Feel like you’re spinning when you’re standing? Or do you hear ringing or a roaring sound when it’s quiet? You have have an inner ear issue called Ménière’s disease. Learn more below!
What causes Ménière’s disease?
The symptoms of Ménière’s disease are associated with a change in fluid volume within a portion of the inner ear known as the labyrinth. The labyrinth has two parts: the bony labyrinth and the membranous labyrinth. The membranous labyrinth, which is encased by bone, is necessary for hearing and balance and is filled with a fluid called endolymph. When your head moves, endolymph moves, causing nerve receptors in the membranous labyrinth to send signals to the brain about the body’s motion. An increase in endolymph, however, can cause the membranous labyrinth to balloon or dilate, a condition known as endolymphatic hydrops.
Many experts on Ménière’s disease think that a rupture of the membranous labyrinth allows the endolymph to mix with perilymph, another inner ear fluid that occupies the space between the membranous labyrinth and the bony inner ear. This mixing, scientists believe, can cause the symptoms of Ménière’s disease. Scientists are investigating several possible causes of the disease, including environmental factors, such as noise pollution and viral infections, as well as biological factors.
What are the symptoms of Ménière’s disease?
The symptoms of Ménière’s disease occur suddenly and can arise daily or as infrequently as once a year. Vertigo, often the most debilitating symptom of Ménière’s disease, typically involves a whirling dizziness that forces the sufferer to lie down. Vertigo attacks can lead to severe nausea, vomiting, and sweating and often come with little or no warning.
Some individuals with Ménière’s disease have attacks that start with tinnitus (ear noises), a loss of hearing, or a full feeling or pressure in the affected ear. It is important to remember that all of these symptoms are unpredictable. Typically, the attack is characterized by a combination of vertigo, tinnitus, and hearing loss lasting several hours. People experience these discomforts at varying frequencies, durations, and intensities. Some may feel slight vertigo a few times a year. Others may be occasionally disturbed by intense, uncontrollable tinnitus while sleeping. Ménière’s disease sufferers may also notice a hearing loss and feel unsteady all day long for prolonged periods. Other occasional symptoms of Ménière’s disease include headaches, abdominal discomfort, and diarrhea. A person’s hearing tends to recover between attacks but over time becomes worse.
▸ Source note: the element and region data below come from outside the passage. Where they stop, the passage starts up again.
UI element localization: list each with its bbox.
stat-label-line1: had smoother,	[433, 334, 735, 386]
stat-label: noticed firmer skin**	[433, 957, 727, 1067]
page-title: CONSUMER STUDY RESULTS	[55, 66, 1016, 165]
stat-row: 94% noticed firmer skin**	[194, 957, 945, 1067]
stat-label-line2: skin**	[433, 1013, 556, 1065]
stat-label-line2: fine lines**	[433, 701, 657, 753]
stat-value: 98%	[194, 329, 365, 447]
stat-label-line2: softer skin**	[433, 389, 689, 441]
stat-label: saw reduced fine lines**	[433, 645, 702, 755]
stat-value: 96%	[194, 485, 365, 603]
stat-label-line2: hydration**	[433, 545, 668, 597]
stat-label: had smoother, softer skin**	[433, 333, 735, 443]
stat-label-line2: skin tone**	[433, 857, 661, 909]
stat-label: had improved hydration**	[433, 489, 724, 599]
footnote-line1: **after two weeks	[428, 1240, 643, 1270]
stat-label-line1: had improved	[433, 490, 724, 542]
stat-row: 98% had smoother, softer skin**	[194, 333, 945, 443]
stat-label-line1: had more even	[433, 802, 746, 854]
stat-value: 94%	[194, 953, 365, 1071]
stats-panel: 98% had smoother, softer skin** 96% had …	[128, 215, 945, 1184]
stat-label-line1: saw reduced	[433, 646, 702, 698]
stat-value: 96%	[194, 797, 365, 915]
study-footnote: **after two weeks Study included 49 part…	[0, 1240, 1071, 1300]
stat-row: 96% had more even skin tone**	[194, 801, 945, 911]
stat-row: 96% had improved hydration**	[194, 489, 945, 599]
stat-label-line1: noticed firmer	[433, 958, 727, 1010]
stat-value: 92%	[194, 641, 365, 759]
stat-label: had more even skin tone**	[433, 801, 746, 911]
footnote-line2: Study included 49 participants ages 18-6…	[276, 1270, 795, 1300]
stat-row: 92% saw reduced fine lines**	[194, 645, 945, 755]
How is Ménière’s disease diagnosed?
Through the use of several types of hearing tests, physicians can characterize hearing loss as being sensory, arising from the inner ear, or neural, arising from the hearing nerve. Recording the auditory brain stem response, which measures electrical activity in the hearing nerve and brain stem, is useful in differentiating between these two types of hearing loss. Electrocochleography, recording the electrical activity of the inner ear in response to sound, helps confirm the diagnosis.
To test the vestibular or balance system, physicians irrigate the ears with warm and cool water or air. This procedure, known as caloric testing, results in nystagmus: rapid eye movements that can help a physician analyze a balance disorder. Since tumor growth can produce symptoms similar to Ménière’s disease, an MRI is a useful test to determine whether a tumor is causing the patient’s vertigo and hearing loss.
How is Ménière’s disease treated?
There is no cure for Ménière’s disease; however, the symptoms of the disease are often controlled successfully by reducing the body’s retention of fluids through dietary changes (such as a low-salt or salt-free diet and no caffeine or alcohol) or medication. Changes in medications that either control allergies or improve blood circulation in the inner ear may help. Eliminating tobacco use and reducing stress levels are more ways some people can lessen the severity of their symptoms.
Different surgical procedures have been advocated for patients with persistent, debilitating vertigo from Ménière’s disease. Labyrinthectomy (removal of the inner ear sense organ) can effectively control vertigo, but sacrifices hearing and is reserved for patients with nonfunctional hearing in the affected ear. Vestibular neurectomy, selectively severing a nerve from the affected inner ear organ, usually controls the vertigo while preserving hearing, but carries surgical risks. Recently, the administration of the ototoxic antibiotic, gentamycin directly into the middle ear space has gained popularity worldwide for the control of the vertigo of Ménière’s disease.